A few years after that, the girls started dance classes that were on (you guessed it) Saturday mornings. My then-husband and I played divide-and-conquer, and all three kids were pretty much done by the afternoon, so we still had plenty of time to work in social engagements.
And then, all three of my children decided to up the ante when the boy was nine and the girls were five. My son joined travel soccer; in addition to the regular games, we would now have to bring him to two practices per week. As luck would have it, the girls joined the dance company that same year. And from there, our family’s commitments grew exponentially.
Crazy Competition Season
We are in our eighth year of competitive dance, and I would be lying if I said it didn’t dictate our schedule. All three of my kids’ birthdays are right in the thick of competition season (I did NOT plan that one well), which complicates matters even further. In our family, we hardly ever celebrate on their actual birthdays because the girls have dance class, rehearsal, convention, or competition. We literally have to plan what day to invite family and friends over weeks (if not months) in advance because we keep certain days open for dance commitments.
Over the past eight years, I’ve had to turn down countless invitations that involved “me” time. For example, I’m invited to an annual “girls’ trip” to Florida with some high school friends. But because it takes place over Presidents’ weekend in February (the thick of competition rehearsals), I have to decline. While I love to see the pictures of my girlfriends having a great time, my heart hurts a little bit because I can’t be with them.
Working Around Comp Season
But we all know that socializing with our circle is a form of self-care, so it should register somewhere on our to-do list. So what’s a self-respecting dance mom to do?
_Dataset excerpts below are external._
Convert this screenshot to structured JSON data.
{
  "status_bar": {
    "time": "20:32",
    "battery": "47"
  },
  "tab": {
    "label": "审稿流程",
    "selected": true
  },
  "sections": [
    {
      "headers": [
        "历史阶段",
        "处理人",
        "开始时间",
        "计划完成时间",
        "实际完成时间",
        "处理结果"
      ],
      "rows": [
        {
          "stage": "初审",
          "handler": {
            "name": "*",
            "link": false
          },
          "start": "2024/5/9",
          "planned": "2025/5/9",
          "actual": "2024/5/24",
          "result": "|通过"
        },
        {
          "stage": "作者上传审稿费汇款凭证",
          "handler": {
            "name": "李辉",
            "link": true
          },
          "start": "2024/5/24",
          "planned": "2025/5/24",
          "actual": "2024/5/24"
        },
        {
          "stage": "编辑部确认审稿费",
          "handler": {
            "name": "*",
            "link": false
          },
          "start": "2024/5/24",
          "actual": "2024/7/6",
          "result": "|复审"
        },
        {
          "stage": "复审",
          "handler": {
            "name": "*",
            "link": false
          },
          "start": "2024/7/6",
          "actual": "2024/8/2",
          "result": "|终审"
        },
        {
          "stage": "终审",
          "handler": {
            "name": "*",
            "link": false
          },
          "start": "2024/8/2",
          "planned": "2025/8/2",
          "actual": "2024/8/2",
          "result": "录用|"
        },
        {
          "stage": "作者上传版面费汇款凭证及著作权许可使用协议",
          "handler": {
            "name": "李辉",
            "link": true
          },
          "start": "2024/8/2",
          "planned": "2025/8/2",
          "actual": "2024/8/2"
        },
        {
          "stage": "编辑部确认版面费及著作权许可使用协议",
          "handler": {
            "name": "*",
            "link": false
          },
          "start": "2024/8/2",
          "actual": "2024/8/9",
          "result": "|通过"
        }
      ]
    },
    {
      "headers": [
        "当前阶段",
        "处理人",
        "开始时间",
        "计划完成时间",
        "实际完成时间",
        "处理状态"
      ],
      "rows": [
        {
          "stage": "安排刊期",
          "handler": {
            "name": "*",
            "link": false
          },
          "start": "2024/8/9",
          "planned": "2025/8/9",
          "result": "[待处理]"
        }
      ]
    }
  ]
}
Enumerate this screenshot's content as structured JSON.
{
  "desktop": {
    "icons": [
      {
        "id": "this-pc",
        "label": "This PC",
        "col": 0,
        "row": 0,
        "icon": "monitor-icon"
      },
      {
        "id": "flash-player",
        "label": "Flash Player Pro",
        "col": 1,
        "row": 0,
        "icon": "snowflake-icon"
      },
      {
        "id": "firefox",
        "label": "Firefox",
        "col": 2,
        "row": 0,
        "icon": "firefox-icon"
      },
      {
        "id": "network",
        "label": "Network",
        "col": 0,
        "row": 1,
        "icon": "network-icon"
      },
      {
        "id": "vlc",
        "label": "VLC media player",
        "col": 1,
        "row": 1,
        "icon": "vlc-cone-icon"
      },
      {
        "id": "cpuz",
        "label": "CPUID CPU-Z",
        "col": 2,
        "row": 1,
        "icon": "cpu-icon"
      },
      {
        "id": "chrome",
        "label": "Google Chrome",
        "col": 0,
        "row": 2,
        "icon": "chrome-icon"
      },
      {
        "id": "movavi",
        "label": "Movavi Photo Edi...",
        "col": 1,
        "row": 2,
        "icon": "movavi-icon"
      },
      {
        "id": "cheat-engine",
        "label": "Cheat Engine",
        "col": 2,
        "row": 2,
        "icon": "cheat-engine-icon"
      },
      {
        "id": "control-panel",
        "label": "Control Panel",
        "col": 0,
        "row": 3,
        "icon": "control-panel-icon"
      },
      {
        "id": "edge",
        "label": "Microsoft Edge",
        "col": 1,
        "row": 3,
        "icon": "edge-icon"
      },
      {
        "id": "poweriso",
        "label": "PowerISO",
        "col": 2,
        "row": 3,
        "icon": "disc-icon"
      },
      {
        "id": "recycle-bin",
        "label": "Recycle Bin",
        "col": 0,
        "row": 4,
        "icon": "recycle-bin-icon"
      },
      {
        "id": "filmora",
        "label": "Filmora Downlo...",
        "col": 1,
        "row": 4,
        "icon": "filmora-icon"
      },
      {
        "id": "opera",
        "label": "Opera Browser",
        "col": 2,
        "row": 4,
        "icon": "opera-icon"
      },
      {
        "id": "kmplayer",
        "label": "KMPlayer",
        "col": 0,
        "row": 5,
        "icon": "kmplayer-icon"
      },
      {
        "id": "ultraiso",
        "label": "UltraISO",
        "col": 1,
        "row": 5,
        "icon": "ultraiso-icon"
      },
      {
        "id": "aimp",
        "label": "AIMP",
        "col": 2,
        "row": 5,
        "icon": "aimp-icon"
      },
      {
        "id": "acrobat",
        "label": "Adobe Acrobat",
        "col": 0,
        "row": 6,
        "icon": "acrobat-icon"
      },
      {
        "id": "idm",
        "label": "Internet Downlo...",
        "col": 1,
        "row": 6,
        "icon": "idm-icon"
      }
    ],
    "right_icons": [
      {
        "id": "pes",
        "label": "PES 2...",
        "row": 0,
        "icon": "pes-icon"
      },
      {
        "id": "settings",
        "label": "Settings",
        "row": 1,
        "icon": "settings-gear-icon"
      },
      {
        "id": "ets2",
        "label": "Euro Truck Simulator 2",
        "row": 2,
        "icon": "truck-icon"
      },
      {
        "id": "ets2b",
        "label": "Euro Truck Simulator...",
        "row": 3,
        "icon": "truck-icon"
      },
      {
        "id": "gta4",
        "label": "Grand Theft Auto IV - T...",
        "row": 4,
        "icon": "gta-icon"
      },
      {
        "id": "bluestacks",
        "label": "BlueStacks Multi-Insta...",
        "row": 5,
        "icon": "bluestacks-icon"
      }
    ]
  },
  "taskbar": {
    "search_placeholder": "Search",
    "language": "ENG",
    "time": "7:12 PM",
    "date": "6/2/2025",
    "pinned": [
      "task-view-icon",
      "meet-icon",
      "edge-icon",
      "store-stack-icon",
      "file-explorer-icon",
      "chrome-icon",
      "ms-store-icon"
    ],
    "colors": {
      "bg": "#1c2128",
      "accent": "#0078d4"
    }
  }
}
If you came here for some super-insightful, never-heard-of-before advice, I’m sorry to disappoint you. I only have a few recommendations, but I’m happy to share.
Tips for Keeping Connected
- Know your schedule and work around it. If you know that you’re going to be hella-busy during certain months, make time during the off-season to catch up with your friends. During the season, schedule a quick lunch or early dinner while your dancer is at the studio.
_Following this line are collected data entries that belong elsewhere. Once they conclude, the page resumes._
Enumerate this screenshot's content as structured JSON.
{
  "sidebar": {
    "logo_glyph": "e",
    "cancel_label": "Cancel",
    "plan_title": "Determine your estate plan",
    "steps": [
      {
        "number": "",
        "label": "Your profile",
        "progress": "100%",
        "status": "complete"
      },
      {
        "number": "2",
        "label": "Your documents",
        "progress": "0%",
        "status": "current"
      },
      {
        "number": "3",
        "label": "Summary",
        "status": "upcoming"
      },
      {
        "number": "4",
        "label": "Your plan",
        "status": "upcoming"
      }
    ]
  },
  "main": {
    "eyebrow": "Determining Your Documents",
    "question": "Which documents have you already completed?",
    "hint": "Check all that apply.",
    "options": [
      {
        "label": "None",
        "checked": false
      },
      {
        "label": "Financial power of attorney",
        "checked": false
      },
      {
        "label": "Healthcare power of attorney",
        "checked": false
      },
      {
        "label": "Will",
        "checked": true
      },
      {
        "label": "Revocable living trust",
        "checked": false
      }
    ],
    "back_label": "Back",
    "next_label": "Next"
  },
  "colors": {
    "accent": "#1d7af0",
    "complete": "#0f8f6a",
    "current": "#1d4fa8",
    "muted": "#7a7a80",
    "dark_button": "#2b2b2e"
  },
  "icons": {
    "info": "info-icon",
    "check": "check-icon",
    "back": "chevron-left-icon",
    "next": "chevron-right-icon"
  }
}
- Use your electronics to keep in touch. Sending a quick, simple text message like “thinking about you today and hope you’re doing well!” can lift your friends’ moods, and lets them know that you haven’t forgotten them. On the way home from work, give a friend a quick call for an opportunity to catch up (and make the commute more enjoyable). During COVID, my friends and I set up a twice-monthly Zoom “cocktail hour,” where we would chat on a video call with our respective refreshments. It was great to catch up without having to dress up!
- Spend time with your dance mom friends! Catching a quick meal together while the kids are in convention class can boost your spirits (while having spirits, if you so desire). Hearing that they’re going through some “stuff” can help you feel connected to each other because, let’s face it, we all have “stuff” we’re going through.
- Forgive yourself. Your non-dance mom friends are probably extremely busy with their kids’ commitments, so they may be feeling guilty for neglecting you, too.
- Remember that your kids are only young once. We’ve all heard the cliché that the years fly by, and I don’t have to tell you how true that is.
Personally, I try to keep in mind that this hectic life will only last a handful more years, and I want to do everything I can for my kids while I can. I will have more time for my friends (and myself) when my children don’t need me as much. And even though that day seems so far away, I know it will be here before I know it.